Jonathan duduk di sofa dan menatap Lily lekat.

"Terima kasih, aku tidak tahu jika hidup tanpa dirimu."

"Lebay, " ujar Lily tersenyum. "Aku justru akan bahagia jika lepas darimu."

Jonathan mengiris sandwich dan memakannya.

"Aku akan meminta libur selama yang aku inginkan jika kau sudah menemukan seorang istri yang akan menemani hidupmu."

"Aku tidak akan membiarkannya. Pekerjaanku bisa kacau kalau kau tidak ada," ujar Jonathan.

"Aku akan jadi perawan tua jika berada di dekatmu karena tidak punya waktu untuk mencari teman kencan. Bahkan untuk tidur pun, aku hampir tidak bisa melakukannya dengan tenang. Kau selalu menggangguku dengan semua panggilanmu itu. Setidaknya jika kau sudah punya calon istri, aku tidak akan diganggu lagi oleh mu."

"Aku akan mencari seorang pria yang baik untukmu tetapi sebelumnya kau harus mencarikan aku seorang istri yang sempurna."

"Ukuran sempurna untukmu itu seperti apa?"

Calon Suami Idaman

"Ukuran sempurna untukku?" Jonathan nampak berpikir.

"Cantik, seksi, dia harus lembut, anggun, berkepribadian menarik dan bisa membuatku jatuh cinta pada pandangan pertama."

"Sepertinya akan sulit mencarinya," kata Lily dengan hati yang menciut. Dia tahu diri untuk tidak jatuh cinta pada bosnya tetapi hati tidak bisa memilih kepada siapa dia akan jatuh cinta.

"Tidak sulit jika dia sudah datang. Aku hanya menunggu saat itu tiba."

"Lalu apakah jika dia sudah datang kau akan membuang semua wanitamu itu?" tanya Lily.

"Tentu saja. Pria hanya butuh satu wanita untuk menyempurnakan hidupnya."

***

"Apa tidak bisa sekali saja kau memakai dress dan memodel rambutmu?" tanya Jonathan pada Lily. Wanita itu memang manis dan cantik jika dipoles, tetapi dia hanya suka memakai celana panjang untuk setiap kegiatan walau tidak memalukan tapi gaya tomboy dalam diri Lily tidak bisa dihilangkan.

Seperti di jamuan penting ini wanita itu memakai celana panjang hitam cutbray dengan kemeja berwarna biru langit yang bagian lengannya sedikit di tekuk.

"Yang penting terlihat pantas kan, Pak? Makanya cari pasangan tetap biar kalau ada acara tidak harus membawaku sebagai pasangan," gerutu Lily.

"Ya, sudah aku akan cari calon istri dulu. Kau tunggu di sini dulu ya," kata Jonathan.

Lily meniup ringan rambutnya yang menutupi wajah. Selalu seperti itu, datang bersama, lalu di tinggal pulangnya sendiri. Ingin rasanya dia melangkah pergi sendiri.

Lily lalu duduk di bar, memesan soda dan melihat Jonathan sedang merayu para wanita. Berpikir wanita seperti apa yang bisa membuat pria itu jatuh cinta.

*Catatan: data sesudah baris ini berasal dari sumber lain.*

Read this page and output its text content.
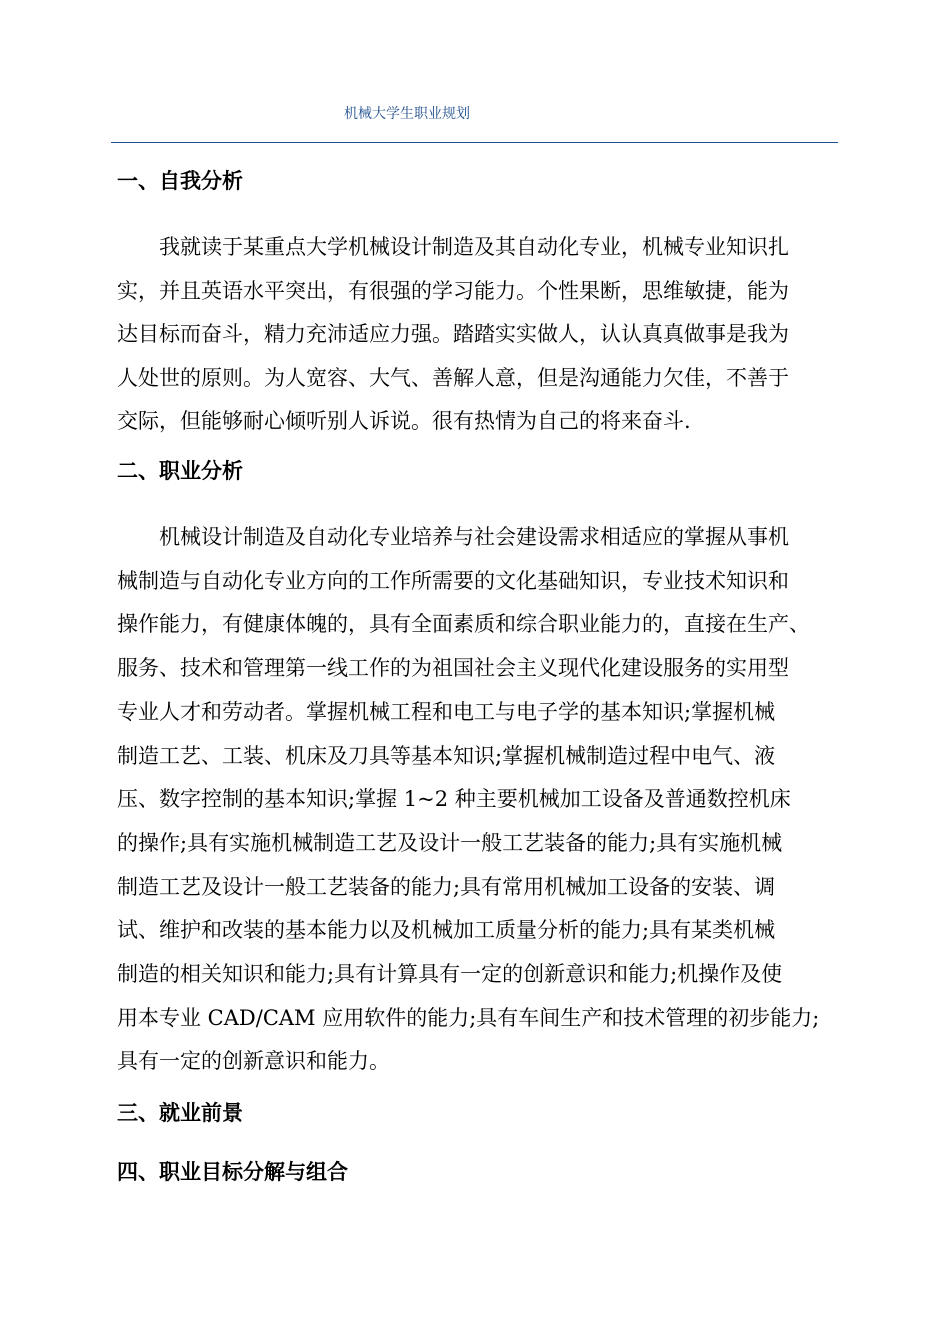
机械大学生职业规划
一、自我分析
　　我就读于某重点大学机械设计制造及其自动化专业，机械专业知识扎
实，并且英语水平突出，有很强的学习能力。个性果断，思维敏捷，能为
达目标而奋斗，精力充沛适应力强。踏踏实实做人，认认真真做事是我为
人处世的原则。为人宽容、大气、善解人意，但是沟通能力欠佳，不善于
交际，但能够耐心倾听别人诉说。很有热情为自己的将来奋斗.
二、职业分析
　　机械设计制造及自动化专业培养与社会建设需求相适应的掌握从事机
械制造与自动化专业方向的工作所需要的文化基础知识，专业技术知识和
操作能力，有健康体魄的，具有全面素质和综合职业能力的，直接在生产、
服务、技术和管理第一线工作的为祖国社会主义现代化建设服务的实用型
专业人才和劳动者。掌握机械工程和电工与电子学的基本知识;掌握机械
制造工艺、工装、机床及刀具等基本知识;掌握机械制造过程中电气、液
压、数字控制的基本知识;掌握 1~2 种主要机械加工设备及普通数控机床
的操作;具有实施机械制造工艺及设计一般工艺装备的能力;具有实施机械
制造工艺及设计一般工艺装备的能力;具有常用机械加工设备的安装、调
试、维护和改装的基本能力以及机械加工质量分析的能力;具有某类机械
制造的相关知识和能力;具有计算具有一定的创新意识和能力;机操作及使
用本专业 CAD/CAM 应用软件的能力;具有车间生产和技术管理的初步能力;
具有一定的创新意识和能力。
三、就业前景
四、职业目标分解与组合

"Hallo, Cantik?" sapa Jonathan pada seorang wanita berpakaian dress merah yang memikat. Belahan dada rendah dengan dua buah benda padat yang besar, itu adalah mainan kesukaan bosnya. Pilih sudah faham dengan hal itu.

"Kau adalah calon istri idamanku," ucap Jonathan yang masih terdengar oleh Lily dan selalu dia katakan pada setiap wanita menarik yang ditemuinya. Apa tidak ada kalimat lain? Membosankan!

"Kau sangat manis sekali. Kenalkan namaku Casandra," kata wanita itu tersenyum menggoda. Tipe wanita murahan yang bisa dibawa ke kamar dengan begitu mudah, pikir Lily mengamati bosnya dari jauh.

"Jonathan, panggil saja Jo," katanya seraya mencium punggung tangan wanita itu.

"Apakah kau itu CEO Hotel Sultana?"

"Hmmm, pemilik dan sekaligus pimpinannya."

"Wow," ucap Casandra melingkarkan tangan dengan manja di lengan Jonathan. Ikan sudah tertangkap. Sudah pasti dia akan pulang dengan taxi sendiri nanti.

Seorang wanita datang ke acara itu dan menjadi pusat perhatian semua orang. Mata Jonathan yang jeli bila melihat wanita cantik langsung beralih pandang pada wanita itu. Dia mengabaikan Casandra yang memanggilnya dan terus mendatangi wanita itu.

Aura kecantikannya sungguh memikat, dia bagai Dewi kecantikan yang membawa cinta pada seluruh pria di dunia ini. Oh, tidak baginya saja.

Wajahnya berbentuk oval, dengan dagu yang terbelah indah. Bibir yang berisi di beri lipstik merah menggoda, membuat siapa yang melihatnya akan terpana. Hidung kecil dan tinggi, sangat sempurna. Dua mata indah berwarna hijau gelap, itu mungkin bukan warna mata aslinya tetapi terlihat sangat cocok untuk wajahnya. Dihiasi oleh bulu mata yang panjang dan lentik serta kelam, sekelam warna rambut dan alisnya yang berjejer seperti rombongan semut yang beriringan. Sepertinya tidak ada wanita yang secantik itu.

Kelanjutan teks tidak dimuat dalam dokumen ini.